Sunday, July 10, 2016

Fairy Tale

Fairy Tale
In Rhinelander, the city of the green glass dome where stands the court of justice, there dwelled a mighty sage who had paid dues.  I sought the sage for my desire was to be a poet.  I sought the sage in the hall of justice but he was not to be found there.  I found him at last under a green leafy canopy contemplating a cool damp mushroom.
“Greetings,” I blurted out brashly— then the sage fixed me in his gaze for surely he ‘d never seen me before and I’d never seen him either.  He spoke then and I blushed for he spoke of the foolish things I do and know and some wise things, too although I hadn’t said anything except “greetings.”
A woman who wishes to be a real poet the sage said must accomplish three tasks:
  1. Capture the consonant dragon murmuring under the sea.
  2. Capture the black troll growling vowels.
  3. Capture the essence of meadow flowers—the pleasantest task of all.
But how am I to begin?  My tendency to fly must be overcome in favor of earthly images.  Stay grounded at all costs.  Women should not try like Icarus to fly.  Why court disaster?  My kiting dreams of many colors I pulled down on a string.   Whoosh—they dangled from the skeletal limbs of a tree between Heaven and Earth.
I sat down on the damp Earth until my bottom felt at one with it: cold and damp.  It happens that dragons dwell in the satiny waters of Wisconsin lakes.  No one has to look very far to find one.  I stared out at the rippling water and discerned a moving shape beneath it.  Dragon slip, dragon slide—on a dragon I would ride. I slipped onto the dragon’s back.
Hssss—the sound of dragon scales.  I feel the cool pressure as we stir clouds of silt where winding weeds grow.  The dragon takes no notice as I slide from its emerald skin.  One of his scales has stuck to my shoulder.
I lie down on the grassy shore to dry.  BZZZ hums the sound of honey bees kneading each flower with their legs furred with yellow pollen.  They fly to their hive—females doing the work of the world.  Yellow pollen covers my hair, my hands, my feet.
My body leaves a hollow place in the grass as if a deer had lain there.  I wander into the forest with its dappled light.  Leaves rustle as small animals flee.  The coal bright eyes stare at me eye level.  I am lost.
”Take me to the troll who dwells under the hill,” I ask of the brown and white owl.  He spread his silent wings and flew low to the place where stone and black dirt meld—then disappeared.
All night long I listened to the hooting echoing through the trees.  Hoo. Hoo Hoo Hoo.  I sat on a stone and waited for the bandy legged man.  Then in the moonlight he approached.  I confronted him there.
“Take me to Mother Earth’s vowels,” I whispered.
“Why can’t you finally leave me in peace?”  He asked.
“Please forgive all the mean things I’ve done and said—my rude laughter—take me there and I’ll be grateful ever after,” I said.

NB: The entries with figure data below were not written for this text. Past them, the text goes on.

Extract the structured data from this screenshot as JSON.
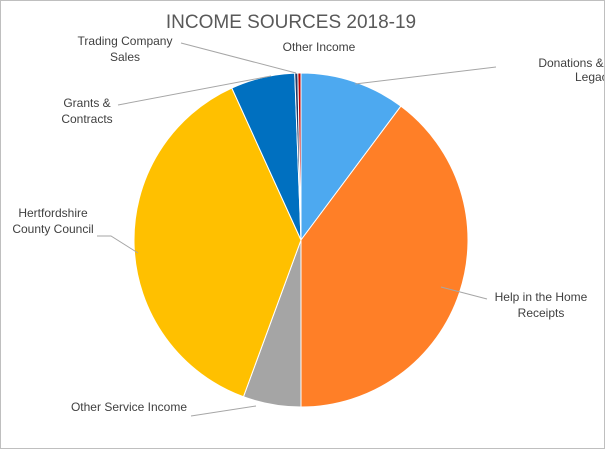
{
  "chart_data": {
    "type": "pie",
    "title": "INCOME SOURCES 2018-19",
    "start_angle_deg": 0,
    "direction": "clockwise",
    "slices": [
      {
        "label": "Donations & Legacies",
        "value": 10.2,
        "color": "#4DA9F0"
      },
      {
        "label": "Help in the Home Receipts",
        "value": 39.8,
        "color": "#FF7F27"
      },
      {
        "label": "Other Service Income",
        "value": 5.6,
        "color": "#A5A5A5"
      },
      {
        "label": "Hertfordshire County Council",
        "value": 37.6,
        "color": "#FFC000"
      },
      {
        "label": "Grants & Contracts",
        "value": 6.2,
        "color": "#0070C0"
      },
      {
        "label": "Trading Company Sales",
        "value": 0.3,
        "color": "#1F3864"
      },
      {
        "label": "Other Income",
        "value": 0.3,
        "color": "#C00000"
      }
    ]
  }
}
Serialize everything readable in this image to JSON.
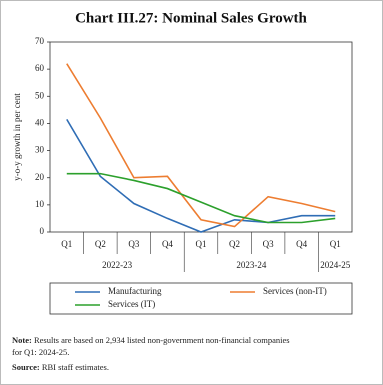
{
  "chart_data": {
    "type": "line",
    "title": "Chart III.27: Nominal Sales Growth",
    "y_label": "y-o-y growth in per cent",
    "groups": [
      {
        "name": "2022-23",
        "categories": [
          "Q1",
          "Q2",
          "Q3",
          "Q4"
        ]
      },
      {
        "name": "2023-24",
        "categories": [
          "Q1",
          "Q2",
          "Q3",
          "Q4"
        ]
      },
      {
        "name": "2024-25",
        "categories": [
          "Q1"
        ]
      }
    ],
    "series": [
      {
        "name": "Manufacturing",
        "color": "#2f6db5",
        "values": [
          41.5,
          20.5,
          10.5,
          5,
          0,
          4.5,
          3.5,
          6,
          6
        ]
      },
      {
        "name": "Services (non-IT)",
        "color": "#ed7d31",
        "values": [
          62,
          42,
          20,
          20.5,
          4.5,
          2,
          13,
          10.5,
          7.5
        ]
      },
      {
        "name": "Services (IT)",
        "color": "#2ca02c",
        "values": [
          21.5,
          21.5,
          19,
          16,
          11,
          6,
          3.5,
          3.5,
          5
        ]
      }
    ],
    "ylim": [
      0,
      70
    ],
    "yticks": [
      0,
      10,
      20,
      30,
      40,
      50,
      60,
      70
    ],
    "grid": false,
    "legend": "bottom",
    "note_label": "Note:",
    "note": "Results are based on 2,934 listed non-government non-financial companies",
    "note_line2": "for Q1: 2024-25.",
    "source_label": "Source:",
    "source": "RBI staff estimates."
  }
}
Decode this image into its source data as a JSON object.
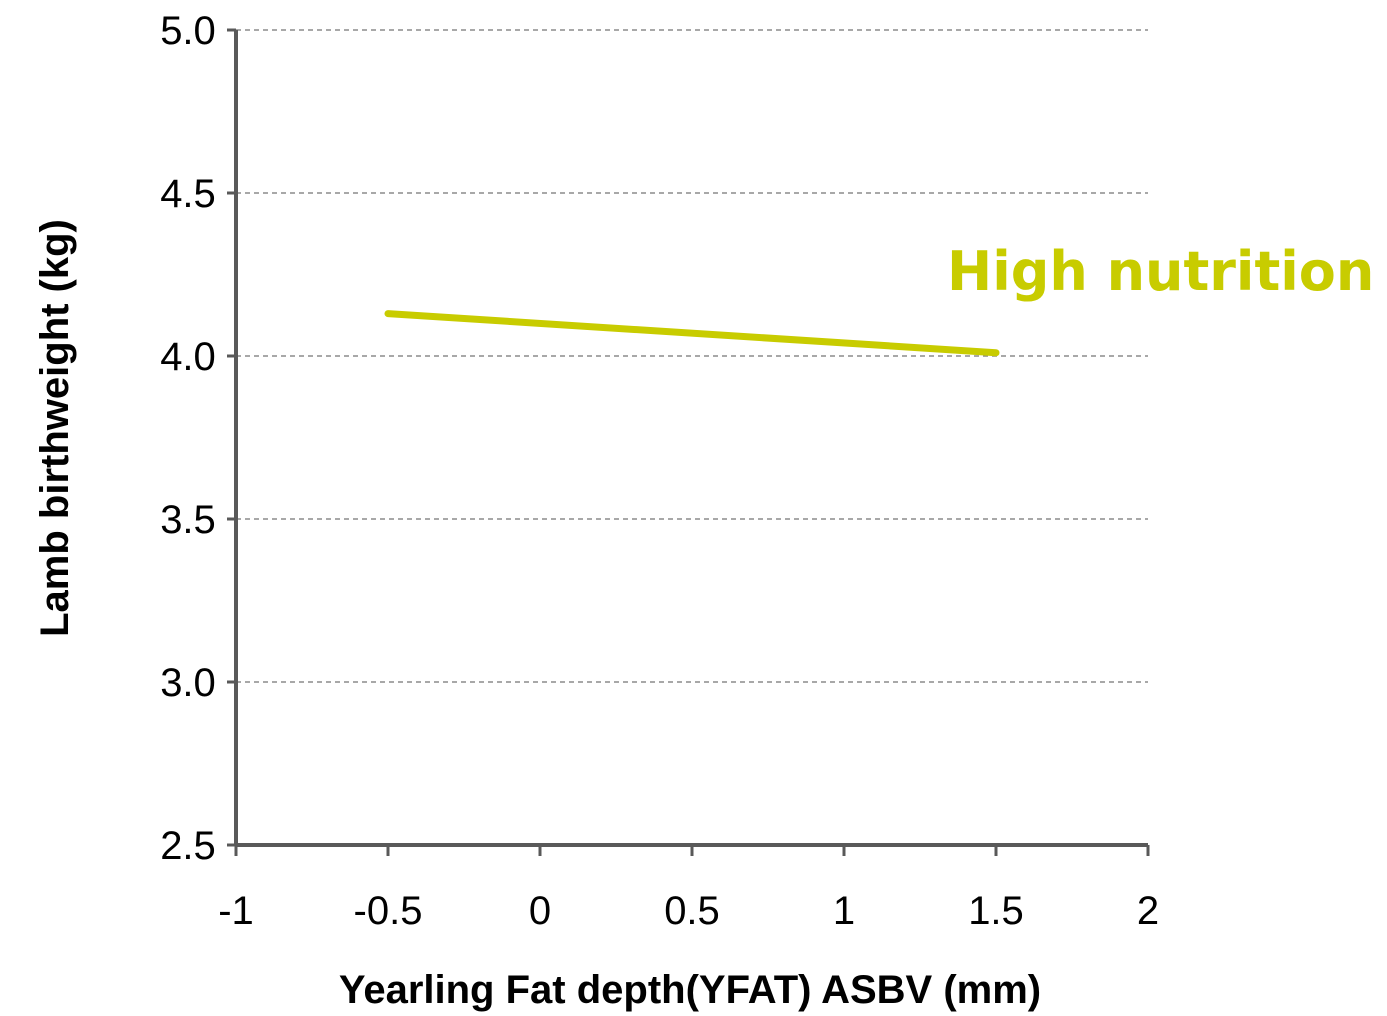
{
  "chart_data": {
    "type": "line",
    "xlabel": "Yearling Fat depth(YFAT) ASBV (mm)",
    "ylabel": "Lamb birthweight (kg)",
    "xlim": [
      -1,
      2
    ],
    "ylim": [
      2.5,
      5.0
    ],
    "x_ticks": [
      "-1",
      "-0.5",
      "0",
      "0.5",
      "1",
      "1.5",
      "2"
    ],
    "y_ticks": [
      "2.5",
      "3.0",
      "3.5",
      "4.0",
      "4.5",
      "5.0"
    ],
    "grid": "horizontal dashed",
    "series": [
      {
        "name": "High nutrition",
        "color": "#c8cc00",
        "x": [
          -0.5,
          1.5
        ],
        "y": [
          4.13,
          4.01
        ]
      }
    ]
  }
}
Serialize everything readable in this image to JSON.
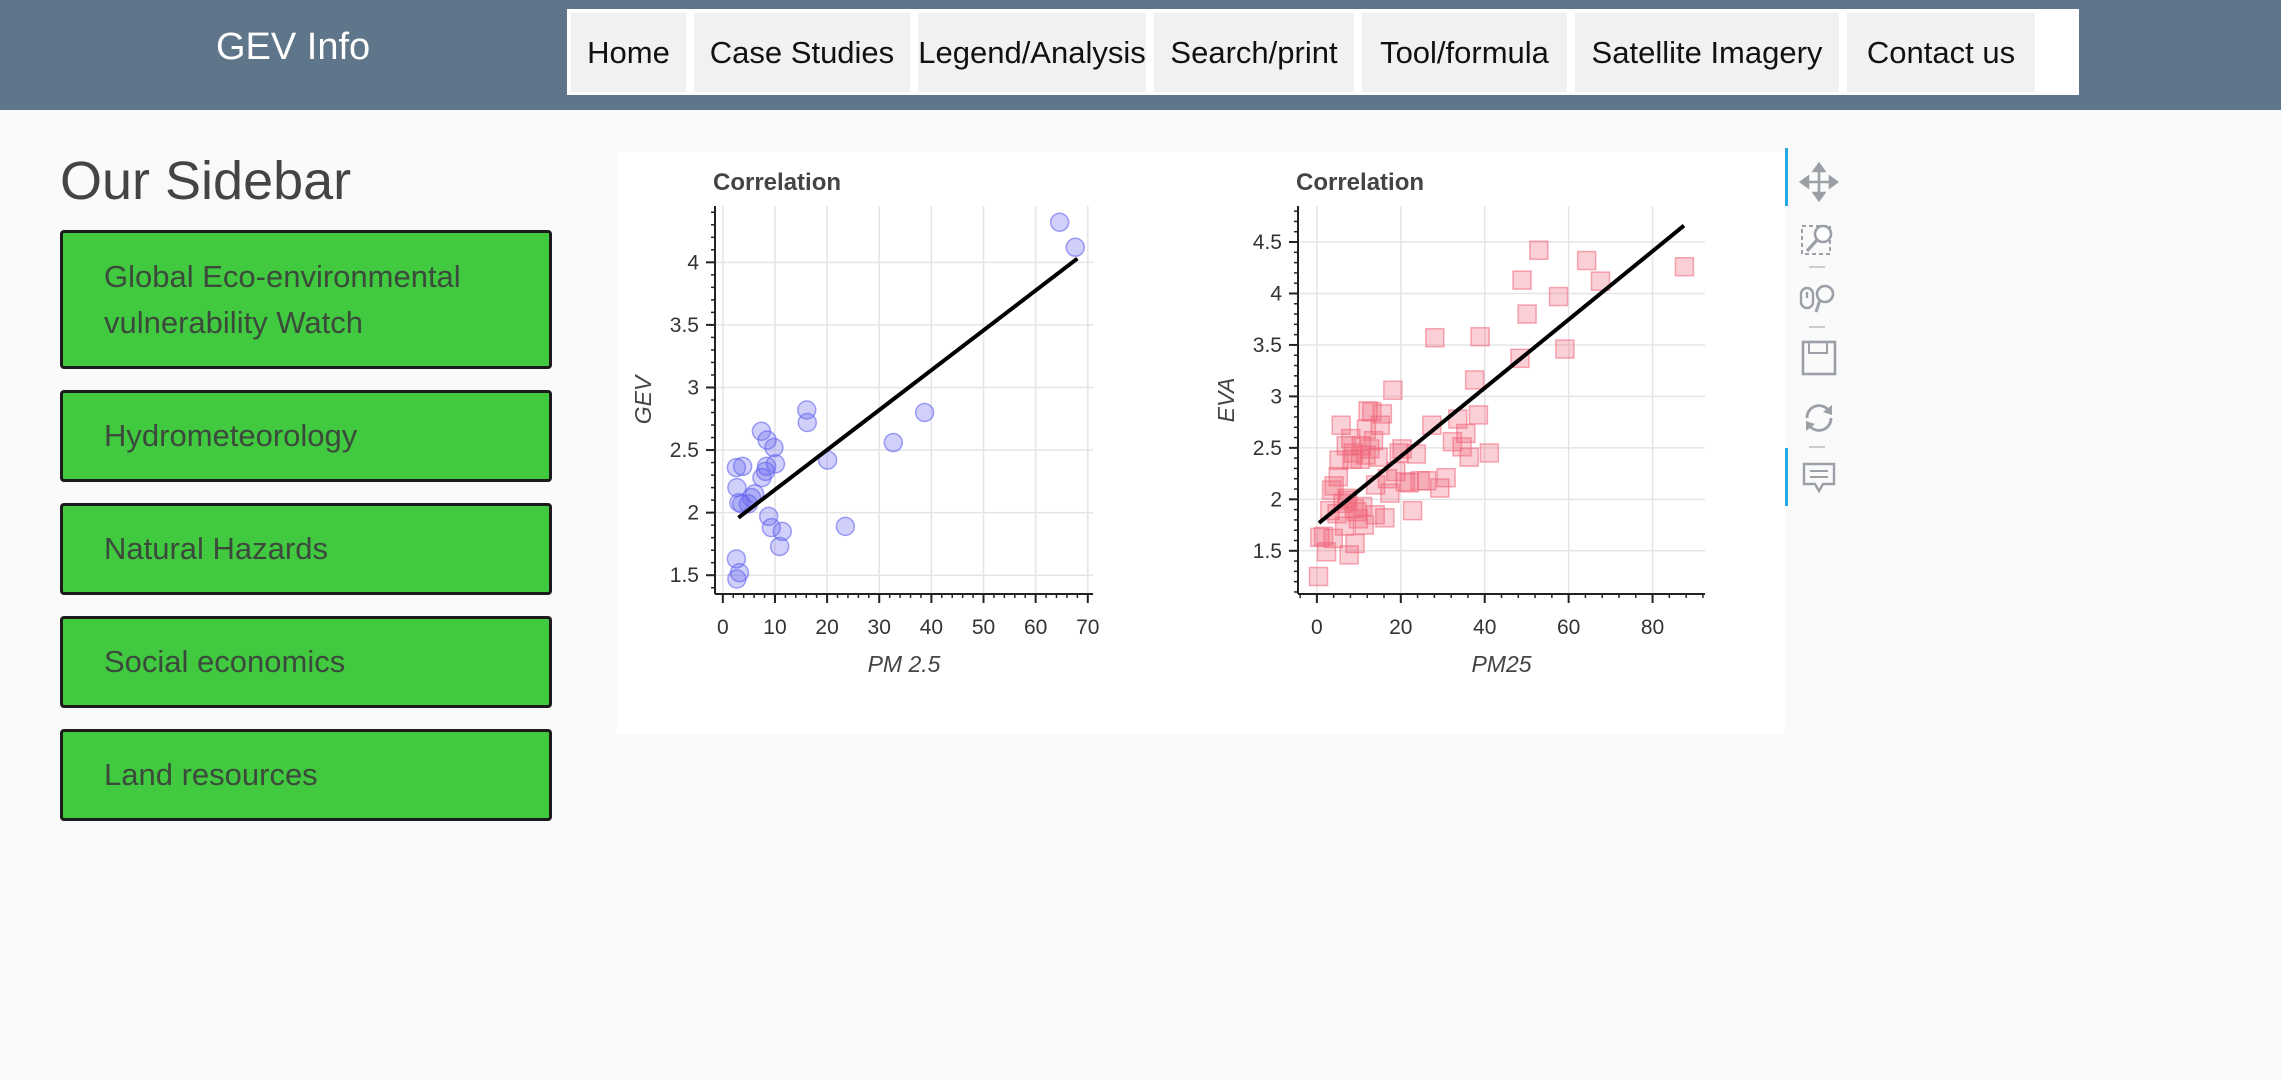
{
  "brand": "GEV Info",
  "nav": [
    {
      "label": "Home"
    },
    {
      "label": "Case Studies"
    },
    {
      "label": "Legend/Analysis"
    },
    {
      "label": "Search/print"
    },
    {
      "label": "Tool/formula"
    },
    {
      "label": "Satellite Imagery"
    },
    {
      "label": "Contact us"
    }
  ],
  "sidebar": {
    "title": "Our Sidebar",
    "items": [
      {
        "label": "Global Eco-environmental vulnerability Watch"
      },
      {
        "label": "Hydrometeorology"
      },
      {
        "label": "Natural Hazards"
      },
      {
        "label": "Social economics"
      },
      {
        "label": "Land resources"
      }
    ]
  },
  "toolbar": {
    "tools": [
      "pan-icon",
      "box-zoom-icon",
      "wheel-zoom-icon",
      "save-icon",
      "reset-icon",
      "hover-icon"
    ]
  },
  "chart_data": [
    {
      "type": "scatter",
      "title": "Correlation",
      "xlabel": "PM 2.5",
      "ylabel": "GEV",
      "xlim": [
        -1.5,
        71
      ],
      "ylim": [
        1.35,
        4.45
      ],
      "xticks": [
        0,
        10,
        20,
        30,
        40,
        50,
        60,
        70
      ],
      "yticks": [
        1.5,
        2,
        2.5,
        3,
        3.5,
        4
      ],
      "ytick_labels": [
        "1.5",
        "2",
        "2.5",
        "3",
        "3.5",
        "4"
      ],
      "grid": true,
      "marker": "circle",
      "color": "#6464f0",
      "fit_line": {
        "x": [
          3,
          68
        ],
        "y": [
          1.96,
          4.03
        ]
      },
      "series": [
        {
          "x": [
            2.6,
            2.7,
            3.2,
            2.7,
            3.1,
            3.8,
            4.9,
            5.5,
            7.4,
            7.5,
            8.2,
            8.5,
            9.8,
            10.1,
            8.4,
            8.8,
            9.3,
            11.4,
            10.9,
            16.1,
            16.2,
            20.1,
            23.5,
            32.7,
            38.7,
            64.6,
            67.6,
            2.6,
            3.6,
            6.1
          ],
          "y": [
            1.63,
            1.47,
            1.52,
            2.2,
            2.08,
            2.37,
            2.07,
            2.12,
            2.65,
            2.28,
            2.33,
            2.58,
            2.52,
            2.39,
            2.37,
            1.97,
            1.88,
            1.85,
            1.73,
            2.82,
            2.72,
            2.42,
            1.89,
            2.56,
            2.8,
            4.32,
            4.12,
            2.36,
            2.07,
            2.15
          ]
        }
      ]
    },
    {
      "type": "scatter",
      "title": "Correlation",
      "xlabel": "PM25",
      "ylabel": "EVA",
      "xlim": [
        -4.5,
        92.5
      ],
      "ylim": [
        1.08,
        4.85
      ],
      "xticks": [
        0,
        20,
        40,
        60,
        80
      ],
      "yticks": [
        1.5,
        2,
        2.5,
        3,
        3.5,
        4,
        4.5
      ],
      "ytick_labels": [
        "1.5",
        "2",
        "2.5",
        "3",
        "3.5",
        "4",
        "4.5"
      ],
      "grid": true,
      "marker": "square",
      "color": "#f06478",
      "fit_line": {
        "x": [
          0.5,
          87.5
        ],
        "y": [
          1.77,
          4.66
        ]
      },
      "series": [
        {
          "x": [
            0.4,
            0.7,
            1.6,
            2.3,
            3.1,
            3.5,
            3.9,
            4.1,
            4.8,
            5.3,
            5.8,
            6.2,
            6.6,
            7.0,
            7.3,
            7.7,
            8.1,
            8.4,
            8.7,
            9.1,
            9.5,
            9.9,
            10.3,
            10.6,
            10.9,
            11.3,
            11.7,
            12.2,
            12.6,
            13.1,
            13.5,
            14.0,
            14.6,
            15.1,
            15.6,
            16.2,
            16.8,
            17.4,
            18.1,
            18.8,
            19.6,
            20.3,
            21.1,
            22.0,
            22.8,
            23.7,
            24.6,
            26.2,
            27.4,
            28.1,
            29.3,
            30.8,
            32.3,
            33.6,
            34.6,
            35.5,
            36.3,
            37.6,
            38.5,
            38.9,
            41.1,
            48.4,
            48.9,
            50.1,
            52.9,
            57.6,
            59.1,
            64.3,
            67.6,
            87.6,
            8.9,
            11.8,
            13.9,
            7.2,
            5.1
          ],
          "y": [
            1.25,
            1.63,
            1.64,
            1.49,
            1.89,
            2.09,
            1.62,
            2.13,
            1.86,
            2.38,
            2.72,
            1.96,
            1.74,
            2.52,
            1.99,
            1.46,
            2.59,
            2.39,
            2.45,
            1.57,
            1.88,
            1.81,
            2.39,
            2.52,
            1.93,
            1.75,
            2.43,
            2.86,
            2.49,
            2.85,
            2.57,
            2.14,
            2.41,
            2.72,
            2.83,
            1.82,
            2.2,
            2.06,
            3.06,
            2.27,
            2.45,
            2.49,
            2.17,
            2.16,
            1.89,
            2.44,
            2.18,
            2.18,
            2.72,
            3.57,
            2.11,
            2.21,
            2.56,
            2.78,
            2.51,
            2.64,
            2.41,
            3.16,
            2.82,
            3.58,
            2.45,
            3.37,
            4.13,
            3.8,
            4.42,
            3.97,
            3.46,
            4.32,
            4.12,
            4.26,
            1.91,
            2.68,
            1.85,
            2.01,
            2.22
          ]
        }
      ]
    }
  ]
}
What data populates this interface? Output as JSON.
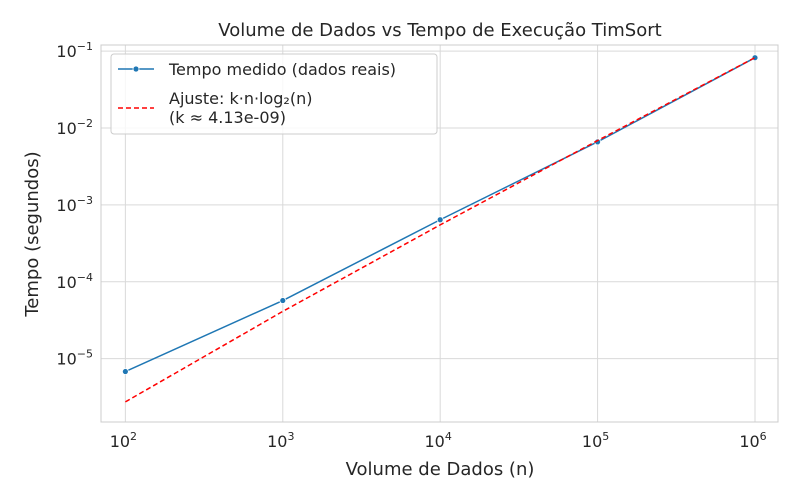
{
  "chart_data": {
    "type": "line",
    "title": "Volume de Dados vs Tempo de Execução TimSort",
    "xlabel": "Volume de Dados (n)",
    "ylabel": "Tempo (segundos)",
    "x_scale": "log",
    "y_scale": "log",
    "xlim": [
      70,
      1400000
    ],
    "ylim": [
      1.5e-06,
      0.12
    ],
    "x_ticks": [
      {
        "value": 100,
        "base": "10",
        "exp": "2"
      },
      {
        "value": 1000,
        "base": "10",
        "exp": "3"
      },
      {
        "value": 10000,
        "base": "10",
        "exp": "4"
      },
      {
        "value": 100000,
        "base": "10",
        "exp": "5"
      },
      {
        "value": 1000000,
        "base": "10",
        "exp": "6"
      }
    ],
    "y_ticks": [
      {
        "value": 1e-05,
        "base": "10",
        "exp": "−5"
      },
      {
        "value": 0.0001,
        "base": "10",
        "exp": "−4"
      },
      {
        "value": 0.001,
        "base": "10",
        "exp": "−3"
      },
      {
        "value": 0.01,
        "base": "10",
        "exp": "−2"
      },
      {
        "value": 0.1,
        "base": "10",
        "exp": "−1"
      }
    ],
    "grid": true,
    "legend_position": "top-left",
    "series": [
      {
        "name": "Tempo medido (dados reais)",
        "style": "solid-with-markers",
        "color": "#1f77b4",
        "x": [
          100,
          1000,
          10000,
          100000,
          1000000
        ],
        "y": [
          6.8e-06,
          5.7e-05,
          0.00064,
          0.0066,
          0.082
        ]
      },
      {
        "name_lines": [
          "Ajuste: k·n·log₂(n)",
          "(k ≈ 4.13e-09)"
        ],
        "style": "dashed",
        "color": "#ff0000",
        "x": [
          100,
          1000,
          10000,
          100000,
          1000000
        ],
        "y": [
          2.74e-06,
          4.12e-05,
          0.000549,
          0.00686,
          0.0823
        ]
      }
    ]
  }
}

“You must follow me to the fen” he said.
Moonlight turned leaves to quicksilver as small breezes blew through them.  At last we reached the dark fen where the earth quaked under our shoes.  It sucked at my ankles and I knew if I fell into the water it would whirl me around and return only my hollow bones.  A green luna moth brushed my cheek and I whispered “fly away.  The moon you see below is deception and decay.”
The prune hearted man heard what I said and threatened to bind me to a willow tree.  But I showed him the dragon scale clinging to my shoulder and bee yellow pollen that caught in my hair while I was still unaware.
“ I will lead you out of the fen if you will take this apple seed from me,” he growled quite low.  He handed me an apple seed like a tear drop and I placed it under my tongue.  “Now follow me,” he said.
As we approached the high mountain meadow he disappeared and I saw the first rays of violet dawn then the golds, reds and luminous grays.  East wind dandled flower strewn grasses and when I felt tempted to rise and blow away with it, I laid my body down, for grounded after all is where it was decreed I should be by the blithe one.
And there I saw a bright yellow flower symmetrical as the sun.  I touched it to my lips and breathed in its freshness.  “The sun and the flower are one,” said I and felt a deep harmony.  I could not explain how this is true, and yet I knew.
The sage who had paid his dues was right.  By staying earthbound, I could go everywhere.  A courthouse capped with a dome of green Tiffany glass could never contain this truth.  So now I will roam Earth’s high and low places and write my poems.  I reeled in my kite from the tree and gave it to a little boy.